Guest Post: The Legislature’s Appropriate Role in Overseeing State Audits
This guest post was submitted by Senate Majority Leader Rich Wardner, a Republican from Dickinson.
The legislature has been challenged on its oversight of the State Auditor’s Office and the time has come to set the record straight.
This entire debate started when the North Dakota State Auditor requested 11 additional staff members. To better understand why such a large increase was warranted, the legislature gave the Legislative Audit and Fiscal Review Committee (LAFRC) the ability to review and approve the Auditor’s pursuit of performance audits. We did so to better understand the request, how performance audits impact the auditor’s primary duty of fiscal audits and judge the need for additional funding and Full-Time Equivalent (FTE) positions.
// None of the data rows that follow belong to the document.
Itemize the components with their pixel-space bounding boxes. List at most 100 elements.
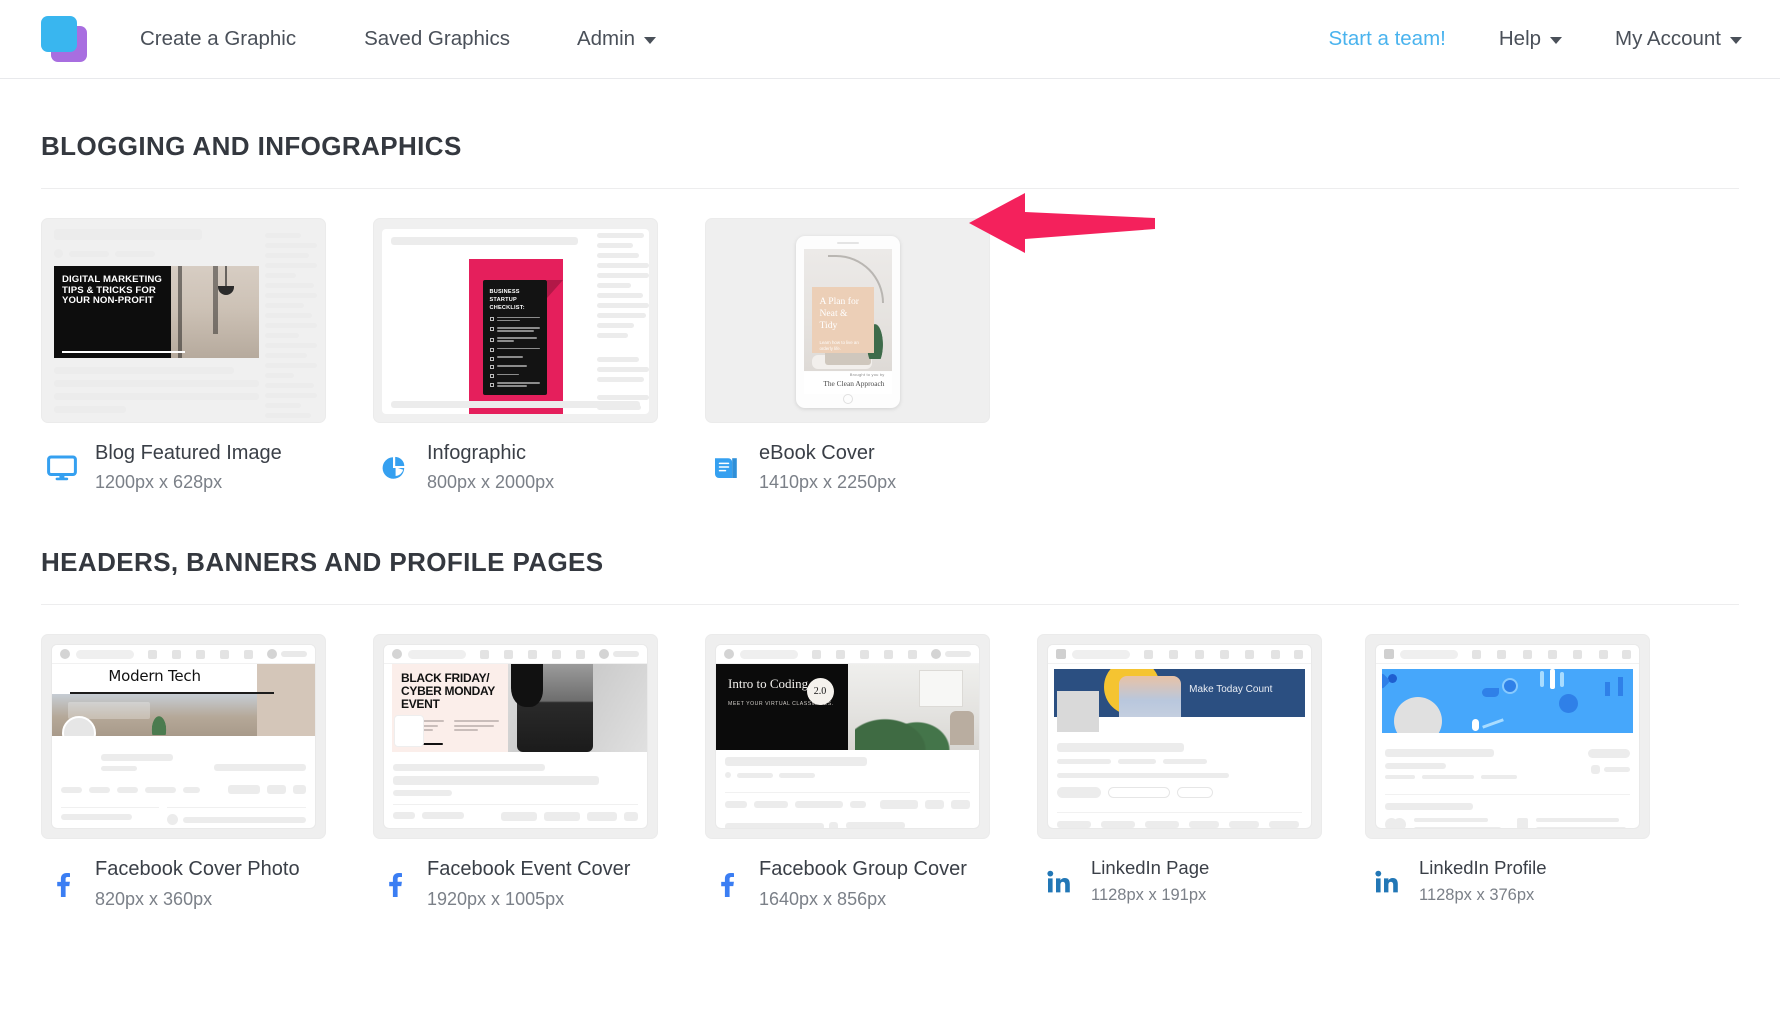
template-card-facebook-group-cover[interactable]: Intro to Coding MEET YOUR VIRTUAL CLASSM… (705, 634, 999, 911)
nav-link-create-a-graphic[interactable]: Create a Graphic (140, 27, 296, 51)
thumbnail-infographic[interactable]: BUSINESS STARTUP CHECKLIST: (373, 218, 658, 423)
template-card-blog-featured-image[interactable]: DIGITAL MARKETING TIPS & TRICKS FOR YOUR… (41, 218, 335, 495)
linkedin-logo-icon (1384, 649, 1394, 660)
template-card-infographic[interactable]: BUSINESS STARTUP CHECKLIST: Infographic … (373, 218, 667, 495)
person-decor (1472, 719, 1480, 732)
mock-profile-body (52, 736, 315, 828)
ph-avatar (54, 249, 63, 258)
messaging-icon (1548, 649, 1558, 659)
line-decor (1482, 718, 1505, 730)
hero-headline: DIGITAL MARKETING TIPS & TRICKS FOR YOUR… (62, 274, 162, 307)
card-text-block: LinkedIn Page 1128px x 191px (1091, 856, 1209, 907)
nav-item-help[interactable]: Help (1499, 27, 1563, 51)
nav-link-help[interactable]: Help (1499, 27, 1563, 51)
template-card-facebook-cover-photo[interactable]: Modern Tech Facebook Cover Photo 820px x… (41, 634, 335, 911)
search-field-placeholder (1400, 649, 1458, 659)
account-area (599, 649, 639, 660)
mock-group-body (716, 750, 979, 829)
nav-item-create-a-graphic[interactable]: Create a Graphic (140, 27, 296, 51)
toolbar-icons (804, 649, 925, 659)
mock-hero-image: DIGITAL MARKETING TIPS & TRICKS FOR YOUR… (54, 266, 259, 358)
home-icon (147, 649, 157, 659)
app-logo[interactable] (41, 16, 87, 62)
infographic-shadow (546, 280, 563, 298)
nav-link-my-account[interactable]: My Account (1615, 27, 1742, 51)
checkbox-icon (489, 365, 494, 370)
template-card-linkedin-page[interactable]: Make Today Count LinkedIn Page 1128px x … (1037, 634, 1327, 911)
search-field-placeholder (1072, 649, 1130, 659)
facebook-logo-icon (724, 649, 734, 660)
nav-link-start-a-team[interactable]: Start a team! (1329, 27, 1446, 51)
marketplace-icon (527, 649, 537, 659)
card-text-block: Infographic 800px x 2000px (427, 440, 554, 495)
jobs-icon (1522, 649, 1532, 659)
card-meta-facebook-group-cover: Facebook Group Cover 1640px x 856px (705, 856, 999, 911)
card-meta-blog-featured-image: Blog Featured Image 1200px x 628px (41, 440, 335, 495)
nav-item-admin[interactable]: Admin (577, 27, 657, 51)
card-meta-linkedin-page: LinkedIn Page 1128px x 191px (1037, 856, 1327, 907)
banner-left: Intro to Coding MEET YOUR VIRTUAL CLASSM… (716, 664, 848, 751)
section-title: BLOGGING AND INFOGRAPHICS (41, 131, 462, 161)
thumbnail-linkedin-profile[interactable] (1365, 634, 1650, 840)
facebook-mock-toolbar (384, 645, 647, 665)
toolbar-icons (140, 649, 261, 659)
template-card-linkedin-profile[interactable]: LinkedIn Profile 1128px x 376px (1365, 634, 1655, 911)
thumbnail-facebook-cover-photo[interactable]: Modern Tech (41, 634, 326, 840)
mock-article-body: DIGITAL MARKETING TIPS & TRICKS FOR YOUR… (54, 229, 259, 414)
card-title: Blog Featured Image (95, 442, 282, 464)
checklist-item (489, 316, 540, 323)
notifications-icon (908, 649, 918, 659)
ph-line (54, 367, 235, 374)
ph-meta (69, 250, 109, 257)
card-dimensions: 800px x 2000px (427, 472, 555, 493)
template-card-ebook-cover[interactable]: A Plan for Neat & Tidy Learn how to live… (705, 193, 1155, 495)
section-divider (41, 188, 1739, 189)
lamp-decor (218, 266, 235, 295)
hero-photo (170, 266, 259, 358)
thumbnail-facebook-event-cover[interactable]: BLACK FRIDAY/ CYBER MONDAY EVENT (373, 634, 658, 840)
linkedin-mock-toolbar (1376, 645, 1639, 665)
nav-item-my-account[interactable]: My Account (1615, 27, 1742, 51)
card-text-block: Facebook Group Cover 1640px x 856px (759, 856, 967, 911)
mock-linkedin-body (1048, 717, 1311, 829)
linkedin-mock-toolbar (1048, 645, 1311, 665)
card-dimensions: 1128px x 376px (1419, 885, 1535, 904)
nav-item-start-a-team[interactable]: Start a team! (1329, 27, 1446, 51)
card-title: Infographic (427, 442, 526, 464)
card-text-block: Facebook Event Cover 1920px x 1005px (427, 856, 630, 911)
thumbnail-ebook-cover[interactable]: A Plan for Neat & Tidy Learn how to live… (705, 218, 990, 423)
avatar (267, 649, 277, 660)
checklist-item (489, 382, 540, 388)
thumbnail-blog-featured-image[interactable]: DIGITAL MARKETING TIPS & TRICKS FOR YOUR… (41, 218, 326, 423)
checklist-item (489, 326, 540, 333)
card-title: Facebook Event Cover (427, 858, 631, 881)
page-content: BLOGGING AND INFOGRAPHICS DIGITAL MARKET… (0, 79, 1780, 912)
nav-item-saved-graphics[interactable]: Saved Graphics (364, 27, 510, 51)
thumbnail-facebook-group-cover[interactable]: Intro to Coding MEET YOUR VIRTUAL CLASSM… (705, 634, 990, 840)
thumbnail-linkedin-page[interactable]: Make Today Count (1037, 634, 1322, 840)
avatar (599, 649, 609, 660)
card-text-block: eBook Cover 1410px x 2250px (759, 440, 896, 495)
checklist-item (489, 364, 540, 370)
ebook-footer-brand: The Clean Approach (823, 379, 885, 388)
facebook-logo-icon (392, 649, 402, 660)
toolbar-icons (1136, 649, 1288, 659)
nav-link-saved-graphics[interactable]: Saved Graphics (364, 27, 510, 51)
account-area (267, 649, 307, 660)
card-dimensions: 1128px x 191px (1091, 885, 1207, 904)
template-card-facebook-event-cover[interactable]: BLACK FRIDAY/ CYBER MONDAY EVENT Faceboo… (373, 634, 667, 911)
nav-link-admin[interactable]: Admin (577, 27, 657, 51)
linkedin-profile-banner-area (1382, 669, 1633, 734)
home-icon (1472, 649, 1482, 659)
chevron-down-icon (1550, 37, 1563, 44)
monitor-icon (41, 455, 83, 481)
card-text-block: LinkedIn Profile 1128px x 376px (1419, 856, 1547, 907)
nav-left-group: Create a Graphic Saved Graphics Admin (0, 16, 657, 62)
tablet-speaker (836, 242, 859, 244)
checklist-item (489, 337, 540, 343)
notifications-icon (1245, 649, 1255, 659)
checkbox-icon (489, 337, 494, 342)
bar-decor (1540, 671, 1545, 688)
mock-event-body (384, 752, 647, 828)
intro-to-coding-banner: Intro to Coding MEET YOUR VIRTUAL CLASSM… (716, 664, 979, 751)
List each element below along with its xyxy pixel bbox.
Keep in mind, performance audits account for only a small fraction of the audits conducted by the auditor’s office.
This action by the legislature was wholly appropriate and necessary. The North Dakota State Constitution states that the powers and duties of the State Auditor come from the legislature. Therefore, the legislature has oversight of the auditor and makes decisions on staff requests, length of audits and the quality of all audits including performance audits. The audits are critical to the legislature, because the audits help the legislature make sound policy.
The North Dakota State Constitution and Century Code clearly defines that the auditor works at the discretion of the legislature.
Article V of the North Dakota Constitution Section 2 states: The qualified electors of the state at the times and places of choosing members of the legislative assembly shall choose an Auditor along with all the other statewide offices. The powers and duties of all statewide offices including the auditor must be prescribed by law.
Century Code Statue 54-10-01 states: The state auditor shall be vested with the duties, powers and responsibilities involved in performing the post audit of all financial transactions of the state government, detecting and reporting any defaults and determining that expenditures have been made in accordance with law and appropriation acts.
The State Auditor is a fact finder, makes recommendations, and presents the findings to LAFRC. The auditor does not have enforcement powers, because those powers belong to the legislature and the Attorney General.
The legislature needs quality information to make informed decisions when making state policy. Therefore, the legislature is vested in the number of FTEs, length of audits, quality of performance audits and oversight into the auditing process.
The goal of audits is to use the resources of the State of North Dakota to their fullest potential. To accomplish this goal, the legislature and auditor need to work together to make the auditing process effective, efficient and focused on the greatest opportunities and challenges.